Brendan Buck, Ryan’s counselor, said on Twitter that what Ryan actually meant was that not enough young, healthy people were signing up for Obamacare.

And this might be true, but many health experts doubt that segregating people into high-risk pools is the best remedy.

There’s nothing inherently wrong with high-risk pools, but they have to be adequately funded in order to work properly because the people in them are so expensive to care for. Many states had high-risk pools before Obamacare was enacted, but they charged much higher premiums than normal and excluded coverage for certain services. The federal government also had a high-risk pool temporarily, but it grew too expensive and had to cap enrollment. According to some estimates, the $10 billion a year allocated in the AHCA would still not be enough.

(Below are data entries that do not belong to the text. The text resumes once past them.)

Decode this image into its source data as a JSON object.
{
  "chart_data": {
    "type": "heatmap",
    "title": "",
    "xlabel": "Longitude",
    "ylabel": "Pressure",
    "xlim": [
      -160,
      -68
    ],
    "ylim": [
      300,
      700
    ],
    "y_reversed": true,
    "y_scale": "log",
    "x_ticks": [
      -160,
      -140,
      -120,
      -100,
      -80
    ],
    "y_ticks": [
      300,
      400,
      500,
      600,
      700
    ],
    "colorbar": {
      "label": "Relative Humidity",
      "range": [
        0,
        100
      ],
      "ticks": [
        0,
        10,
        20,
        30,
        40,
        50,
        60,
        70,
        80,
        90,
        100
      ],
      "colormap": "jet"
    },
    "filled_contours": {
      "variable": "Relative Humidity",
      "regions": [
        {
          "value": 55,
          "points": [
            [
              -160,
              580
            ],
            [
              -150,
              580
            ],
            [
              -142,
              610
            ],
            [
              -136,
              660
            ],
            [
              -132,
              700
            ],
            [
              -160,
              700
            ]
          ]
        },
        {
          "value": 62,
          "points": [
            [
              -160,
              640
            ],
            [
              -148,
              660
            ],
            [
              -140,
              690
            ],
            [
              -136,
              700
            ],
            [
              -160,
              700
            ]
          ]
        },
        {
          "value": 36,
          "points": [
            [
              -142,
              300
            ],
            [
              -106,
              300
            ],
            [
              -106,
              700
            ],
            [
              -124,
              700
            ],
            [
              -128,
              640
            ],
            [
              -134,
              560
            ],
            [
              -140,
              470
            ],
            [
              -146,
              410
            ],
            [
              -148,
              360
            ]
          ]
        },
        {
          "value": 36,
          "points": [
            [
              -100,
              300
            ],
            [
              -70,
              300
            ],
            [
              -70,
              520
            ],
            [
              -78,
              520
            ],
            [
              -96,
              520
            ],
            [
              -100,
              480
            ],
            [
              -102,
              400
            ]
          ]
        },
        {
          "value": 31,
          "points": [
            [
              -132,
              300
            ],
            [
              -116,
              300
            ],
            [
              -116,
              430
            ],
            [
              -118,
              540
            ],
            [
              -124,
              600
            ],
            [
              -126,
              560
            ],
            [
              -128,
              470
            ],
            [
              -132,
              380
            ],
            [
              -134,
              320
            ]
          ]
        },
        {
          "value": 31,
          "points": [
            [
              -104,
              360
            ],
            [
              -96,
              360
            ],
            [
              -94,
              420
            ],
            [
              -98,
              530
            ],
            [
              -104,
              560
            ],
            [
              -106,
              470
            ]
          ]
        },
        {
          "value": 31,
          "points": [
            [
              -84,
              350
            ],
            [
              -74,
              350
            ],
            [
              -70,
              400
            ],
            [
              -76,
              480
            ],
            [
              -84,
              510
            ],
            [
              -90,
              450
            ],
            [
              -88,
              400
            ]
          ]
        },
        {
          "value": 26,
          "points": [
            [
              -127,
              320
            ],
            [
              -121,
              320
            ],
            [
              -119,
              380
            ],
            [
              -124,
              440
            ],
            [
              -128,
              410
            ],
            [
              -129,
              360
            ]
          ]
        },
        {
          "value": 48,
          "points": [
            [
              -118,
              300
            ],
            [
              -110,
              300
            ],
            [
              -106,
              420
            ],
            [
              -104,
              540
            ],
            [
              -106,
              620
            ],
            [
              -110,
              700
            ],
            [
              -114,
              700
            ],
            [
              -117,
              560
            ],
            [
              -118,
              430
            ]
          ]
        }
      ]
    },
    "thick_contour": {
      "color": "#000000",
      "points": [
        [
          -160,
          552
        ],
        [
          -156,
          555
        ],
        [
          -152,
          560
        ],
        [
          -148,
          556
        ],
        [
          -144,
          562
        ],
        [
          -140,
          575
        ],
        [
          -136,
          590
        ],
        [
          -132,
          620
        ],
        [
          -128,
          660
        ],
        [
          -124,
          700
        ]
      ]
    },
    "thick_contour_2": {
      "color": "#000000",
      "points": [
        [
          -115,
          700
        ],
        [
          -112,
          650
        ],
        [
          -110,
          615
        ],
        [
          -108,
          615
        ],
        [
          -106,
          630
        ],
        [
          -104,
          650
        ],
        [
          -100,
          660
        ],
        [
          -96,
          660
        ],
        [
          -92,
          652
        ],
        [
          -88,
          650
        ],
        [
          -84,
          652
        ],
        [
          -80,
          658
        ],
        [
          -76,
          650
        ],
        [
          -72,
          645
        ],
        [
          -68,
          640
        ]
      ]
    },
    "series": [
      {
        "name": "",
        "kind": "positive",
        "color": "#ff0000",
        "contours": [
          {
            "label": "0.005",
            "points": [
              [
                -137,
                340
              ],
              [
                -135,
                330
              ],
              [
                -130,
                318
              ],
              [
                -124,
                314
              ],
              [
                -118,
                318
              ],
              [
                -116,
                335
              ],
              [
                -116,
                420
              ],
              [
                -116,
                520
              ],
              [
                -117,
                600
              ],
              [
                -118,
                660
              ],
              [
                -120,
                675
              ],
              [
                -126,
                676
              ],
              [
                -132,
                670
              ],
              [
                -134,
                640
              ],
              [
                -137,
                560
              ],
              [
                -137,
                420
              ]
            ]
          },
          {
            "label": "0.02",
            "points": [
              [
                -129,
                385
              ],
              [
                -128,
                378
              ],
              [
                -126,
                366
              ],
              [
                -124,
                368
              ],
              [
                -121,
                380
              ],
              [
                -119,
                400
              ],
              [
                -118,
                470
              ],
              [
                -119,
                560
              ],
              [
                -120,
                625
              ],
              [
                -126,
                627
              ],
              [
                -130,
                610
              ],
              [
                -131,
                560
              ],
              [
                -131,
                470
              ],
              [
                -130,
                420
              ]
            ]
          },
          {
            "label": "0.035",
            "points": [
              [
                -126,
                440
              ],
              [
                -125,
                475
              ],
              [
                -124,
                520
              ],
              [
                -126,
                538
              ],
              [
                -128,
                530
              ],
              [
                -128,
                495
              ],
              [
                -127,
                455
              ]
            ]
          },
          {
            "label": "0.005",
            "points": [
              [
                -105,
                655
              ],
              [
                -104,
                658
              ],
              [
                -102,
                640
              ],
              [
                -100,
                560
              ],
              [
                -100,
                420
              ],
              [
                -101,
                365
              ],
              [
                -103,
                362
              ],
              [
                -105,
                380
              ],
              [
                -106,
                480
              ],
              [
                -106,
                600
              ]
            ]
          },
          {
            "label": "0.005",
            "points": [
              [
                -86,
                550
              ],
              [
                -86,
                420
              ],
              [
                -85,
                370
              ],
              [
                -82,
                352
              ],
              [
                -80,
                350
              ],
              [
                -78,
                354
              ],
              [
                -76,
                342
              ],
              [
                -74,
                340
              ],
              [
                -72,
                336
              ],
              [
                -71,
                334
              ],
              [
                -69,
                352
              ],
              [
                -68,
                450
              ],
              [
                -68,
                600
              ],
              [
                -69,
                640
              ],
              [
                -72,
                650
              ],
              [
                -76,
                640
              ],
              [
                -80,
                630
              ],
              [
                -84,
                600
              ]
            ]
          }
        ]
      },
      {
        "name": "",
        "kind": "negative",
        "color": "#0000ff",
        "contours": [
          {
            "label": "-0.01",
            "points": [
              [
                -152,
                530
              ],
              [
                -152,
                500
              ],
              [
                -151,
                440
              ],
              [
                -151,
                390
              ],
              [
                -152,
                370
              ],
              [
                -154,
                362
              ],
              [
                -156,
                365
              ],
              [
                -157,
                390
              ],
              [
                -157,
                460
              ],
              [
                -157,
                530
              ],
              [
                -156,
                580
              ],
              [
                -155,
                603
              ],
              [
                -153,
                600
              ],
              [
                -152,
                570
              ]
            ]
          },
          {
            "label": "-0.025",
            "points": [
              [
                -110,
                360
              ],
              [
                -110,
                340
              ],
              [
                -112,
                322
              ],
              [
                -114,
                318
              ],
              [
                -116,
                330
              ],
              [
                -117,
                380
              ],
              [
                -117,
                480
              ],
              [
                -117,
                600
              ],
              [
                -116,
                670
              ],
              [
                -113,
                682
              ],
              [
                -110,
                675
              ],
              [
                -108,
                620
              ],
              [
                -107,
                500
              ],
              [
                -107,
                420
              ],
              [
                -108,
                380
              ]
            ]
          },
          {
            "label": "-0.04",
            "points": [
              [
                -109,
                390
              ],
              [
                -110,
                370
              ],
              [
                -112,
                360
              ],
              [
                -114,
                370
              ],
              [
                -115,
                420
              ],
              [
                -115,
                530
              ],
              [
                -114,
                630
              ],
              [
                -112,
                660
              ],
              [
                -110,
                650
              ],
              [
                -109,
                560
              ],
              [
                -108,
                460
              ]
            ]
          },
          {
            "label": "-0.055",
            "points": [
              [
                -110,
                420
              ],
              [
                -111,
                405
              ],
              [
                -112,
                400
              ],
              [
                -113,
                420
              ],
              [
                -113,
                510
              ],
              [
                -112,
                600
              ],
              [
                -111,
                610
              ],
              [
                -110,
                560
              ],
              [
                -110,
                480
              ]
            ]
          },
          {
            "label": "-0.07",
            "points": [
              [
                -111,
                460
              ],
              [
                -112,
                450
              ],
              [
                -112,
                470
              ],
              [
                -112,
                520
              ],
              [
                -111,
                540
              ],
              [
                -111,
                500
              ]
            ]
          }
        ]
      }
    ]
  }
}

What’s more, the money to adequately fund the high-risk pools would have to come from taxes, says Josh Bivens, the director of research at the Economic Policy Institute. In other words, even then, the sick people would be cross-subsidized by the healthy people.

“I don’t care if the cross-subsidy comes from taxes that go into a state stabilization fund for high-risk pools, or if that means the premium that I have to pay is higher,” Bivens said. “If we are seriously going to take care of the high-risk people, we are going to pay either way.”

And if states opt to go with reinsurance programs, instead of high-risk pools, the same general principle would apply—though the transfer from healthy to sick would be less pronounced, since premiums would go down for everyone. (Obamacare included a similar provision, but conservatives dismissed it as an “industry bailout.”) As the Kaiser Family Foundation’s Larry Levitt points out, “reinsurance is a form of cross-subsidization, in that taxpayers are covering the cost of people with high health costs, lowering premiums for everyone in the insurance pool.”

That’s the problem with insurance: At some point, we all end up paying for someone sicker than ourselves. Until, that is, one day we get sick.